PIV is a non-intrusive optical technique that measures velocity fields across a plane in the flow.

  1. The fluid is seeded with tiny, neutrally buoyant tracer particles (oil droplets, microspheres).
  2. A laser sheet illuminates a thin plane within the flow.
  3. A high-speed camera captures two images separated by a very short time interval.
  4. Software cross-correlates the particle patterns between frames to compute displacement, and from that, the velocity at each point in the plane.

PIV provides detailed quantitative maps of velocity magnitude, vorticity, and turbulence statistics. It's widely used to study wake structures behind bluff bodies and boundary layer behavior on airfoils.

Computational fluid dynamics (CFD)

CFD numerically solves the governing equations of fluid motion (the Navier-Stokes equations) on a discretized computational mesh.

  • The domain around the body is divided into millions of small cells. The equations are solved iteratively at each cell to compute velocity, pressure, and temperature fields.
  • CFD can predict drag forces, pressure distributions, and detailed flow structures that may be difficult or impossible to measure experimentally.
  • Accuracy depends heavily on mesh quality (finer meshes near walls capture boundary layer gradients), the turbulence model chosen (RANS, LES, or DNS, in order of increasing fidelity and cost), and numerical scheme settings.
  • CFD is now a standard tool for designing low-drag car bodies, optimizing aircraft wings, and analyzing flow through pipelines and around marine structures.

Applications in engineering

Drag reduction has direct economic and performance consequences across many engineering fields.

Aerodynamics of vehicles

Aerodynamic drag is the dominant resistive force on cars and trucks at highway speeds. Reducing CDC_D by even 0.01 can translate to measurable fuel savings across a vehicle fleet.

  • Modern passenger cars typically have CDC_D values between 0.25 and 0.35. Some electric vehicles push below 0.23 to maximize range.
  • Trucks benefit from cab shaping, trailer skirts, and boat-tail devices that reduce the large wake behind the trailer.
  • Active flow control devices (adjustable spoilers, grille shutters) adapt aerodynamics to driving conditions.

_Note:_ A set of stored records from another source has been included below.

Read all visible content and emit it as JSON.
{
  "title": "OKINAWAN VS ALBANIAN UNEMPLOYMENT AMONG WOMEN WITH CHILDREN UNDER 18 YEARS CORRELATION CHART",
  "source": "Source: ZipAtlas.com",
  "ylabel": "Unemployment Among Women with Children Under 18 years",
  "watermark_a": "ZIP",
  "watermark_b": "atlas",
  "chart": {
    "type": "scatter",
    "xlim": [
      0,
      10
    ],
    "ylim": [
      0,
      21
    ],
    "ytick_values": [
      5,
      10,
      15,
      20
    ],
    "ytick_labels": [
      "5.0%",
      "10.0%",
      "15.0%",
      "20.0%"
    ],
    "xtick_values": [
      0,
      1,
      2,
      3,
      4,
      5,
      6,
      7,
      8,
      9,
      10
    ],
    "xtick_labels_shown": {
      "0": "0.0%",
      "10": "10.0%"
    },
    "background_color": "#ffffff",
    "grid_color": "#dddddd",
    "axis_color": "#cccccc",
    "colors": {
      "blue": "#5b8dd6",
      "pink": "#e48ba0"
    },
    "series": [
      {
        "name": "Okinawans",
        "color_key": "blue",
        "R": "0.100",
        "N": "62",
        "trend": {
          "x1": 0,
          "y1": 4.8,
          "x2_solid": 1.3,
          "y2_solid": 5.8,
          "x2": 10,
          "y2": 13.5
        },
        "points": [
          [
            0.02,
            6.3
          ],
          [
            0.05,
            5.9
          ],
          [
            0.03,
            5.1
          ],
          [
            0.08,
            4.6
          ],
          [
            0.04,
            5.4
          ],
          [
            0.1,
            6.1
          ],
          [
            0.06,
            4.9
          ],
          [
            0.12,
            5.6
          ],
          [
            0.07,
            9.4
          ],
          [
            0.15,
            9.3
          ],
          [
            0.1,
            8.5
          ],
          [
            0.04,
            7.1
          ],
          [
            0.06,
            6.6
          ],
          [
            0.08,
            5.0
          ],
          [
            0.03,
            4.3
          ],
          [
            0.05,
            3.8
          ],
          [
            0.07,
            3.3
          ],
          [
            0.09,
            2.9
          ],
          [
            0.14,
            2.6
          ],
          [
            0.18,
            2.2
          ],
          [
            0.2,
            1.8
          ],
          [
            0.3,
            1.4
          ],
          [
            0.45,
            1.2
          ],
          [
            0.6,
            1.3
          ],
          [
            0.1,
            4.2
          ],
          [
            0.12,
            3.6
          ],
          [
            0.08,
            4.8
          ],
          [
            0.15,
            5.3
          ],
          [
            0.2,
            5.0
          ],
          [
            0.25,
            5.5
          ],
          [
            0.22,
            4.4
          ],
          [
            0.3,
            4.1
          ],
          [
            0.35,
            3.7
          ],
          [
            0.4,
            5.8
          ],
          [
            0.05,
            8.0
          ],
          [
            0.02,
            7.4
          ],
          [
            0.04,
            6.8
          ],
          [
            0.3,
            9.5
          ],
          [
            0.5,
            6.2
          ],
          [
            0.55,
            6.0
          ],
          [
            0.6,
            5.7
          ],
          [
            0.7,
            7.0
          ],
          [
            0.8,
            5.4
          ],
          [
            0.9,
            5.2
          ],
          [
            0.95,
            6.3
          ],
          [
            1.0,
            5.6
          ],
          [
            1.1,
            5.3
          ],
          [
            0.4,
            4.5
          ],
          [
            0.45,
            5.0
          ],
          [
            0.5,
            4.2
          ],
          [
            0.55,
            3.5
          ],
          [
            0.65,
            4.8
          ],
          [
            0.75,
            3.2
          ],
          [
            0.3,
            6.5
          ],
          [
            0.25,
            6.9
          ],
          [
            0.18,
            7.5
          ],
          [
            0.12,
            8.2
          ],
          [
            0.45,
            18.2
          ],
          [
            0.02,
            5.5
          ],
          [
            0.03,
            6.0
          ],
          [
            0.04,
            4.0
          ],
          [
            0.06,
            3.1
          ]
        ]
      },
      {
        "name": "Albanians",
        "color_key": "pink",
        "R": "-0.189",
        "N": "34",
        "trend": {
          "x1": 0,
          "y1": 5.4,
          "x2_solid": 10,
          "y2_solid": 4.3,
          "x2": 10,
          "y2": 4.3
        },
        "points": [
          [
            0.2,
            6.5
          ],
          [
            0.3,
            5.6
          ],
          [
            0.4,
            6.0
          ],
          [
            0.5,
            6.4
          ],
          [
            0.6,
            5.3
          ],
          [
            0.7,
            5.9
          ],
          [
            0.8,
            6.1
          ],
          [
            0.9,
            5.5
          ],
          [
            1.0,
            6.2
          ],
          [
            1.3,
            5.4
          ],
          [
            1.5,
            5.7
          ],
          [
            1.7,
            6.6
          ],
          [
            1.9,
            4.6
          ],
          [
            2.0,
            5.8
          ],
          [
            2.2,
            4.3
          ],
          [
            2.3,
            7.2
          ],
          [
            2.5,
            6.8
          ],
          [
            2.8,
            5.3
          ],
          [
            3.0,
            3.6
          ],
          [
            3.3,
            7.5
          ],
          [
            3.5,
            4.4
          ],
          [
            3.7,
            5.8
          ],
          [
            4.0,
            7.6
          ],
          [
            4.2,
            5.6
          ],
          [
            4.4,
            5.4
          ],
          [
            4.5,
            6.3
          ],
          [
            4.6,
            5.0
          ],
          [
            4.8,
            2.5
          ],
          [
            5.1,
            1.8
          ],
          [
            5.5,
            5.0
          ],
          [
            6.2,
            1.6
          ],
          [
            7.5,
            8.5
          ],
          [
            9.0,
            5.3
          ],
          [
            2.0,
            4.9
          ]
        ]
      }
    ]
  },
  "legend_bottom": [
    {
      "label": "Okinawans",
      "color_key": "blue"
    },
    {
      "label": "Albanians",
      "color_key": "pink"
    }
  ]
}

Hydrodynamics of ships and submarines

Water's high density means drag forces on marine vessels are enormous compared to air vehicles at similar speeds.

  • Wave-making resistance often dominates for surface ships, so hull form optimization (bulbous bows, slender waterplane shapes) is critical.
  • Air lubrication systems inject a thin layer of air bubbles under the hull to reduce skin friction, achieving drag reductions of 5-10% on some commercial vessels.
  • Submarines, fully submerged, avoid wave-making drag entirely. Their design focuses on minimizing form drag through streamlined hull shapes and reducing friction drag with smooth coatings.

Pipeline and valve design considerations

For internal flows in pipelines, drag manifests as pressure losses that must be overcome by pumps or compressors.

  • Smooth, corrosion-resistant pipe materials (lined steel, HDPE) reduce friction losses.
  • Pipe diameter selection involves a trade-off: larger pipes reduce flow velocity and friction losses but cost more to install. Engineers optimize diameter to minimize total lifecycle cost (pumping energy plus capital).
  • Valve selection matters because different valve types (ball, gate, butterfly) have very different flow resistance characteristics. Low-loss valve designs reduce pressure drop and improve system efficiency.